The next stop is the gallery where I have work and I get to show him some of my work which he says he liked.
Our last stop is an upstairs gallery which had some very cool sculptures and music going. It was like a party up there.
By this time though, we both hit our art wall – by now we had been viewing and discussing for 2-3 hours. Turns out he had been sick all week so he was fading fast.
I ask if he could either walk me or drive me to the BART station, because by now it was dark and it was about 10 blocks away through some sketchy areas that are worse than in the daylight. So we walk to his car and ride to BART.
He says he’d like to do it again and I say how about in SF and he smiles and says yes.
There was no kiss, no touching – when I touched his hand he admonished me to wash it because he was still sick – and then I got out of the car and headed away to go home. I am home by 9pm.
I later emailed him to give him my email address since i had his. He replied in the morning with a very sweet note but no mention of another date. I replied the next day and hinted at SF again but haven’t gotten a response.
So I’m pretty sure this won’t happen again which is sad because he was a super cute, engaging, smart guy who is my age, single, homeowner, with parents still married and the oldest child of 2.
Hmm maybe we are too much alike.
Argh – I hate this shit of waiting for the guy to make the next move and not knowing if there will be a next move.

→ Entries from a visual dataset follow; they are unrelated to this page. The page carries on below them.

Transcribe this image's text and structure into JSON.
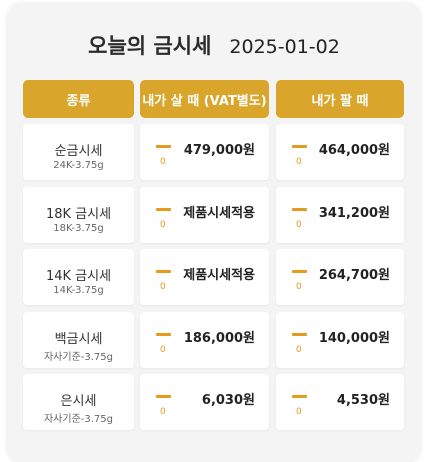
{
  "header": {
    "title": "오늘의 금시세",
    "date": "2025-01-02"
  },
  "columns": [
    "종류",
    "내가 살 때 (VAT별도)",
    "내가 팔 때"
  ],
  "rows": [
    {
      "name": "순금시세",
      "unit": "24K-3.75g",
      "buy_change": "0",
      "buy": "479,000원",
      "sell_change": "0",
      "sell": "464,000원"
    },
    {
      "name": "18K 금시세",
      "unit": "18K-3.75g",
      "buy_change": "0",
      "buy": "제품시세적용",
      "sell_change": "0",
      "sell": "341,200원"
    },
    {
      "name": "14K 금시세",
      "unit": "14K-3.75g",
      "buy_change": "0",
      "buy": "제품시세적용",
      "sell_change": "0",
      "sell": "264,700원"
    },
    {
      "name": "백금시세",
      "unit": "자사기준-3.75g",
      "buy_change": "0",
      "buy": "186,000원",
      "sell_change": "0",
      "sell": "140,000원"
    },
    {
      "name": "은시세",
      "unit": "자사기준-3.75g",
      "buy_change": "0",
      "buy": "6,030원",
      "sell_change": "0",
      "sell": "4,530원"
    }
  ],
  "colors": {
    "accent": "#d9a52a",
    "change_indicator": "#e79a1c"
  },
  "icons": {
    "change": "minus-dash-icon"
  }
}
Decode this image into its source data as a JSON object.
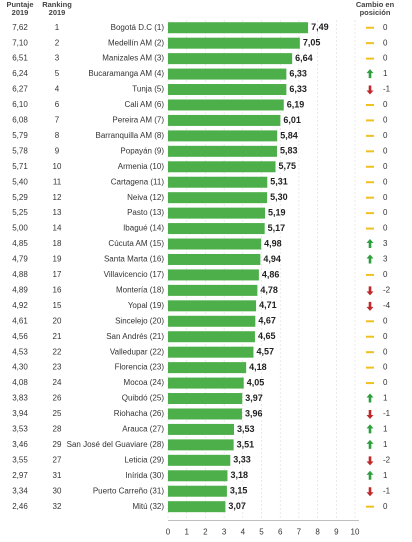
{
  "chart_data": {
    "type": "hbar",
    "categories": [
      "Bogotá D.C (1)",
      "Medellín AM (2)",
      "Manizales AM (3)",
      "Bucaramanga AM (4)",
      "Tunja (5)",
      "Cali AM (6)",
      "Pereira AM (7)",
      "Barranquilla AM (8)",
      "Popayán (9)",
      "Armenia (10)",
      "Cartagena (11)",
      "Neiva (12)",
      "Pasto (13)",
      "Ibagué (14)",
      "Cúcuta AM (15)",
      "Santa Marta (16)",
      "Villavicencio (17)",
      "Montería (18)",
      "Yopal (19)",
      "Sincelejo (20)",
      "San Andrés (21)",
      "Valledupar (22)",
      "Florencia (23)",
      "Mocoa (24)",
      "Quibdó (25)",
      "Riohacha (26)",
      "Arauca (27)",
      "San José del Guaviare (28)",
      "Leticia (29)",
      "Inírida (30)",
      "Puerto Carreño (31)",
      "Mitú (32)"
    ],
    "values": [
      7.49,
      7.05,
      6.64,
      6.33,
      6.33,
      6.19,
      6.01,
      5.84,
      5.83,
      5.75,
      5.31,
      5.3,
      5.19,
      5.17,
      4.98,
      4.94,
      4.86,
      4.78,
      4.71,
      4.67,
      4.65,
      4.57,
      4.18,
      4.05,
      3.97,
      3.96,
      3.53,
      3.51,
      3.33,
      3.18,
      3.15,
      3.07
    ],
    "value_labels": [
      "7,49",
      "7,05",
      "6,64",
      "6,33",
      "6,33",
      "6,19",
      "6,01",
      "5,84",
      "5,83",
      "5,75",
      "5,31",
      "5,30",
      "5,19",
      "5,17",
      "4,98",
      "4,94",
      "4,86",
      "4,78",
      "4,71",
      "4,67",
      "4,65",
      "4,57",
      "4,18",
      "4,05",
      "3,97",
      "3,96",
      "3,53",
      "3,51",
      "3,33",
      "3,18",
      "3,15",
      "3,07"
    ],
    "color": "#4daf4a",
    "xlim": [
      0,
      10
    ],
    "xticks": [
      0,
      1,
      2,
      3,
      4,
      5,
      6,
      7,
      8,
      9,
      10
    ],
    "grid": true,
    "puntaje_2019": {
      "header": [
        "Puntaje",
        "2019"
      ],
      "values": [
        "7,62",
        "7,10",
        "6,51",
        "6,24",
        "6,27",
        "6,10",
        "6,08",
        "5,79",
        "5,78",
        "5,71",
        "5,40",
        "5,29",
        "5,25",
        "5,00",
        "4,85",
        "4,79",
        "4,88",
        "4,89",
        "4,92",
        "4,61",
        "4,56",
        "4,53",
        "4,30",
        "4,08",
        "3,83",
        "3,94",
        "3,53",
        "3,46",
        "3,55",
        "2,97",
        "3,34",
        "2,46"
      ]
    },
    "ranking_2019": {
      "header": [
        "Ranking",
        "2019"
      ],
      "values": [
        1,
        2,
        3,
        5,
        4,
        6,
        7,
        8,
        9,
        10,
        11,
        12,
        13,
        14,
        18,
        19,
        17,
        16,
        15,
        20,
        21,
        22,
        23,
        24,
        26,
        25,
        28,
        29,
        27,
        31,
        30,
        32
      ]
    },
    "cambio": {
      "header": [
        "Cambio en",
        "posición"
      ],
      "values": [
        0,
        0,
        0,
        1,
        -1,
        0,
        0,
        0,
        0,
        0,
        0,
        0,
        0,
        0,
        3,
        3,
        0,
        -2,
        -4,
        0,
        0,
        0,
        0,
        0,
        1,
        -1,
        1,
        1,
        -2,
        1,
        -1,
        0
      ],
      "colors": {
        "up": "#2e9e3e",
        "down": "#c0292b",
        "same": "#f0c020"
      }
    }
  }
}
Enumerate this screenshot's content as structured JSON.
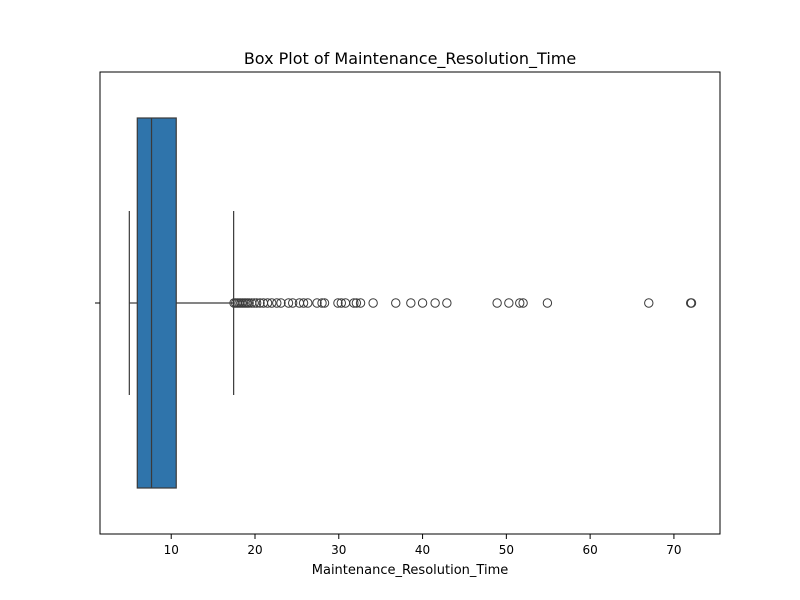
{
  "chart_data": {
    "type": "box",
    "orientation": "horizontal",
    "title": "Box Plot of Maintenance_Resolution_Time",
    "xlabel": "Maintenance_Resolution_Time",
    "ylabel": "",
    "xlim": [
      1.5,
      75.5
    ],
    "xticks": [
      10,
      20,
      30,
      40,
      50,
      60,
      70
    ],
    "grid": false,
    "box_color": "#2f74ab",
    "line_color": "#3a3a3a",
    "stats": {
      "whisker_low": 5.0,
      "q1": 5.95,
      "median": 7.65,
      "q3": 10.6,
      "whisker_high": 17.45
    },
    "outliers": [
      17.5,
      17.7,
      17.9,
      18.1,
      18.3,
      18.5,
      18.7,
      18.9,
      19.1,
      19.3,
      19.6,
      19.9,
      20.2,
      20.6,
      21.0,
      21.5,
      22.0,
      22.6,
      23.1,
      24.0,
      24.5,
      25.3,
      25.8,
      26.3,
      27.4,
      28.0,
      28.3,
      29.9,
      30.3,
      30.8,
      31.8,
      32.1,
      32.6,
      34.1,
      36.8,
      38.6,
      40.0,
      41.5,
      42.9,
      48.9,
      50.3,
      51.6,
      52.0,
      54.9,
      67.0,
      72.0,
      72.1
    ]
  }
}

The passive aggressive silence irritates the hell out of me. If you aren’t interested just say thanks but no thanks. I suppose I should just calm down because I have been the same but I hate the not knowing and because we are doing this online thing, we don’t have the overlapping social interactions and cues to just get it out in the open at commonly attended events or activities.
[postscript] three weeks later and I still haven’t heard from him. I guess the potential was just felt on my side and not his. Oh well.